Unbeknownst to most people, Berengaria of Navarre, wife of Richard the Lionheart, lies entombed beneath the Abbey in an underground chamber. As we later learn, she was something of a heretic and the disciple of an East Indian Gnostic, but her followers saw her as a sort of female Christ-figure. Yet, as the members of Monty Python are fond of saying, she’s not quite dead—just lying in a drug-induced coma (and there are members of the Holy Church that want to keep her that way). When Clive learns of the location of Berengaria’s body from his girlfriend, the daughter of Berengaria’s caretaker, he and his medical school buddies take on the challenge of trying to resurrect her.

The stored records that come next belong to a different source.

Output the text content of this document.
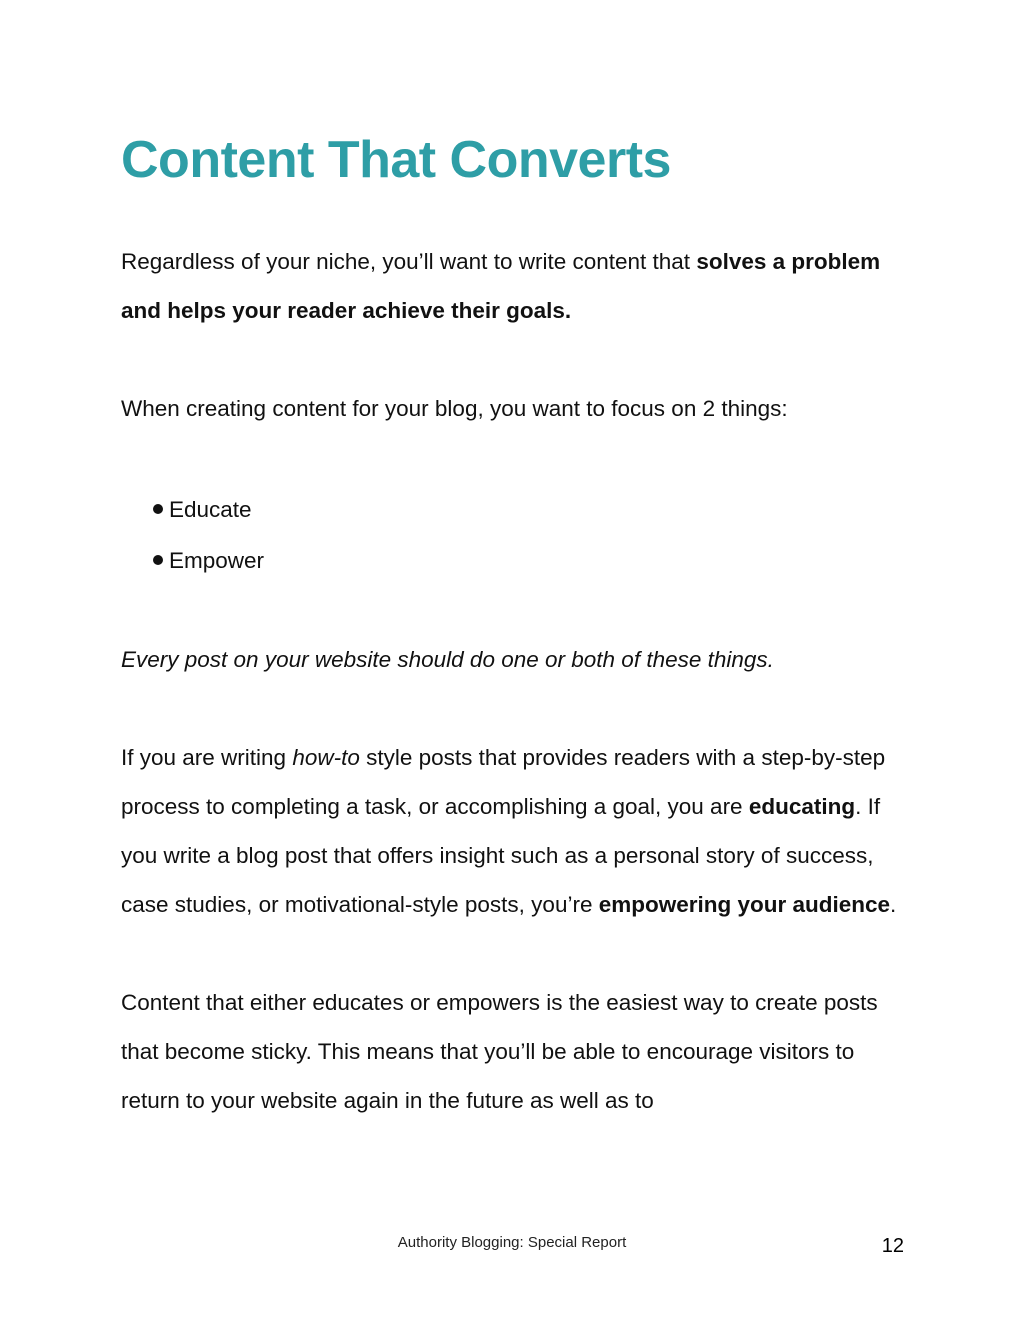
Content That Converts

Regardless of your niche, you’ll want to write content that solves a problem and helps your reader achieve their goals.

When creating content for your blog, you want to focus on 2 things:

Educate
Empower

Every post on your website should do one or both of these things.

If you are writing how-to style posts that provides readers with a step-by-step process to completing a task, or accomplishing a goal, you are educating. If you write a blog post that offers insight such as a personal story of success, case studies, or motivational-style posts, you’re empowering your audience.

Content that either educates or empowers is the easiest way to create posts that become sticky. This means that you’ll be able to encourage visitors to return to your website again in the future as well as to

Authority Blogging: Special Report	12
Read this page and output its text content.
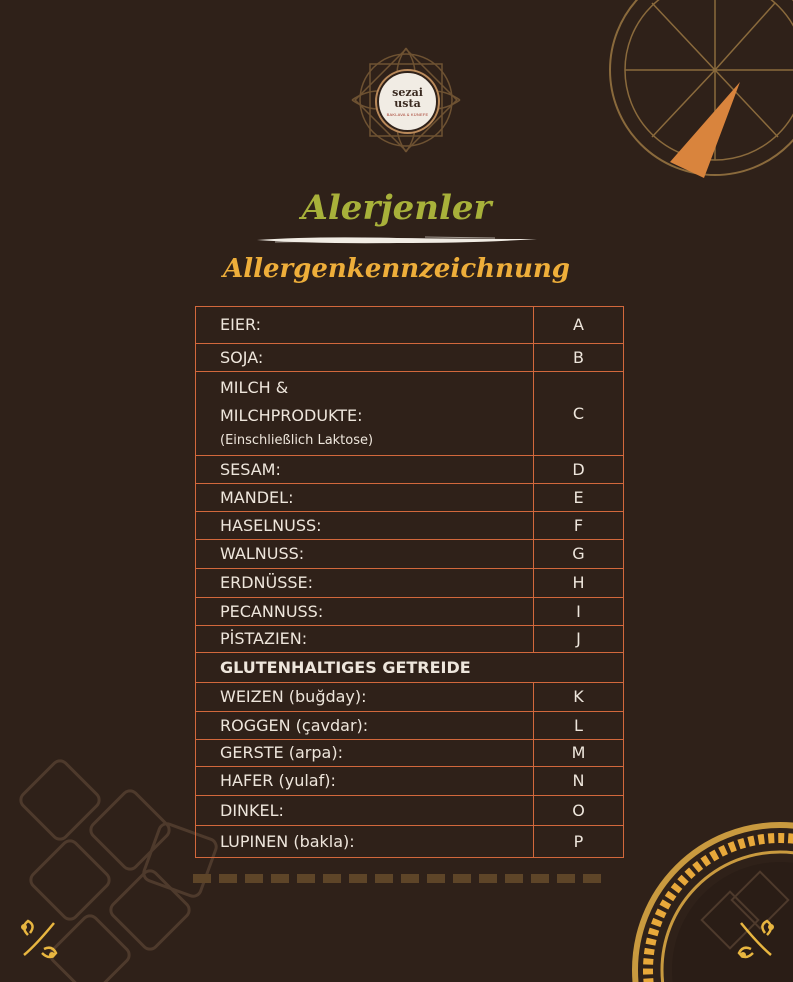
sezai
usta
BAKLAVA & KÜNEFE
Alerjenler
Allergenkennzeichnung
EIER:	A
SOJA:	B

MILCH &
MILCHPRODUKTE:
(Einschließlich Laktose)	C
SESAM:	D
MANDEL:	E
HASELNUSS:	F
WALNUSS:	G
ERDNÜSSE:	H
PECANNUSS:	I
PİSTAZIEN:	J
GLUTENHALTIGES GETREIDE	
WEIZEN (buğday):	K
ROGGEN (çavdar):	L
GERSTE (arpa):	M
HAFER (yulaf):	N
DINKEL:	O
LUPINEN (bakla):	P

Some have compared Propinquity to The Da Vinci Code, which was published some 17 odd years after Macgregor’s novel. Whereas The Da Vinci Code is all plot and little substance, Propinquity is mostly substance with a dash of plot thrown in—in other words, it’s a novel of ideas and philosophy. There is no real definitive action in the first third of the book. The novel simply coasts along, following various characters as they navigate the course of their offbeat lives, before introducing us to the defining plot element in Chapter 9. It was only after Clive announces his plans to resurrect Berengaria and attempts to put those plans into motion that the novel had my full and undivided attention. However, his plans turn out to be not as important as what Berengaria stands for (Gnosis) and its place as a theme in the story. As I was reading the book, I thought, “There really is too much background story before the interesting part.” But having finished the novel and considering its literary quality, perhaps it’s just the way it should be.

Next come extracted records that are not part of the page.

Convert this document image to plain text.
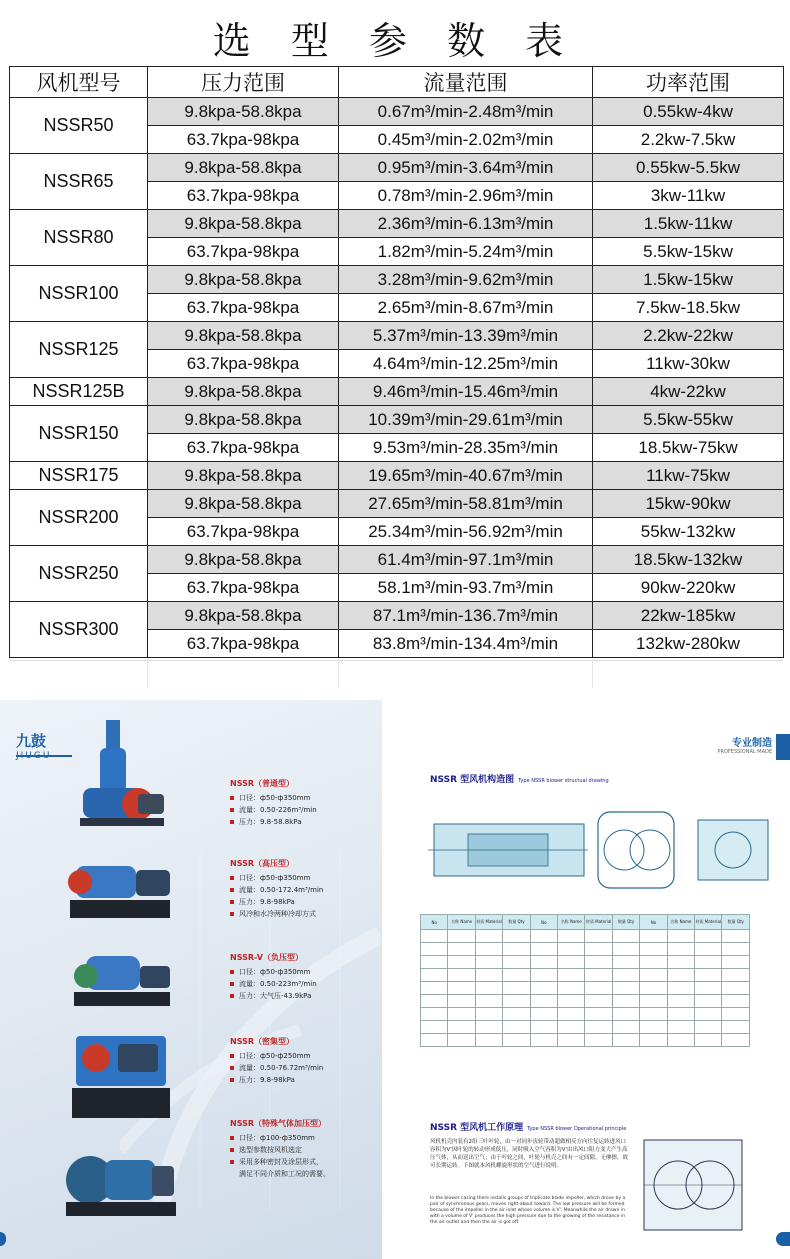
选 型 参 数 表
风机型号	压力范围	流量范围	功率范围
NSSR50	9.8kpa-58.8kpa	0.67m³/min-2.48m³/min	0.55kw-4kw
	63.7kpa-98kpa	0.45m³/min-2.02m³/min	2.2kw-7.5kw
NSSR65	9.8kpa-58.8kpa	0.95m³/min-3.64m³/min	0.55kw-5.5kw
	63.7kpa-98kpa	0.78m³/min-2.96m³/min	3kw-11kw
NSSR80	9.8kpa-58.8kpa	2.36m³/min-6.13m³/min	1.5kw-11kw
	63.7kpa-98kpa	1.82m³/min-5.24m³/min	5.5kw-15kw
NSSR100	9.8kpa-58.8kpa	3.28m³/min-9.62m³/min	1.5kw-15kw
	63.7kpa-98kpa	2.65m³/min-8.67m³/min	7.5kw-18.5kw
NSSR125	9.8kpa-58.8kpa	5.37m³/min-13.39m³/min	2.2kw-22kw
	63.7kpa-98kpa	4.64m³/min-12.25m³/min	11kw-30kw
NSSR125B	9.8kpa-58.8kpa	9.46m³/min-15.46m³/min	4kw-22kw
NSSR150	9.8kpa-58.8kpa	10.39m³/min-29.61m³/min	5.5kw-55kw
	63.7kpa-98kpa	9.53m³/min-28.35m³/min	18.5kw-75kw
NSSR175	9.8kpa-58.8kpa	19.65m³/min-40.67m³/min	11kw-75kw
NSSR200	9.8kpa-58.8kpa	27.65m³/min-58.81m³/min	15kw-90kw
	63.7kpa-98kpa	25.34m³/min-56.92m³/min	55kw-132kw
NSSR250	9.8kpa-58.8kpa	61.4m³/min-97.1m³/min	18.5kw-132kw
	63.7kpa-98kpa	58.1m³/min-93.7m³/min	90kw-220kw
NSSR300	9.8kpa-58.8kpa	87.1m³/min-136.7m³/min	22kw-185kw
	63.7kpa-98kpa	83.8m³/min-134.4m³/min	132kw-280kw
九鼓
NSSR（普通型）
口径：ф50-ф350mm
流量：0.50-226m³/min
压力：9.8-58.8kPa
NSSR（高压型）
口径：ф50-ф350mm
流量：0.50-172.4m³/min
压力：9.8-98kPa
风冷和水冷两种冷却方式
NSSR-V（负压型）
口径：ф50-ф350mm
流量：0.50-223m³/min
压力：大气压-43.9kPa
NSSR（密集型）
口径：ф50-ф250mm
流量：0.50-76.72m³/min
压力：9.8-98kPa
NSSR（特殊气体加压型）
口径：ф100-ф350mm
选型参数按风机选定
采用多种密封及涂层形式，
满足不同介质和工况的需要。
专业制造
PROFESSIONAL MADE
NSSR 型风机构造图 Type NSSR blower structual drawing
No	名称 Name	材质 Material	数量 Qty	No	名称 Name	材质 Material	数量 Qty	No	名称 Name	材质 Material	数量 Qty

NSSR 型风机工作原理 Type NSSR blower Operational principle
风机机壳内装有2组三叶叶轮，由一对同步齿轮带动超做相反方向往复运转进风口容积为V'因叶轮的转动形成低压，同时吸入空气容积为V'由出风口阻力变大产生高压气体，从而送出空气；由于叶轮之间，叶轮与机壳之间有一定间隙，无摩擦，故可长期运转。下图就本风机螺旋形状的空气进行说明。
In the blower casing there installs groups of triplicate blade impeller, which drove by a pair of synchronous gears, moves right-about toward. The low pressure will be formed because of the impeller in the air inlet whose volume is V'. Meanwhile the air drawn in with a volume of V' produces the high pressure due to the growing of the resistance in the air outlet and then the air is got off.
08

In the end, I’m not quite sure I’m the best person to review philosophical novels. Some parts just went right over my head, and I still couldn’t tell you what Gnosis is, even after reading a dumbed-down explanation of it on the Internet. The reader who will appreciate this novel will be someone who is interested in philosophy, is patient, thoughtful, and overall, open-minded. Propinquity is definitely an interesting read, but overall not recommended for consumers of mainstream/commercial fiction.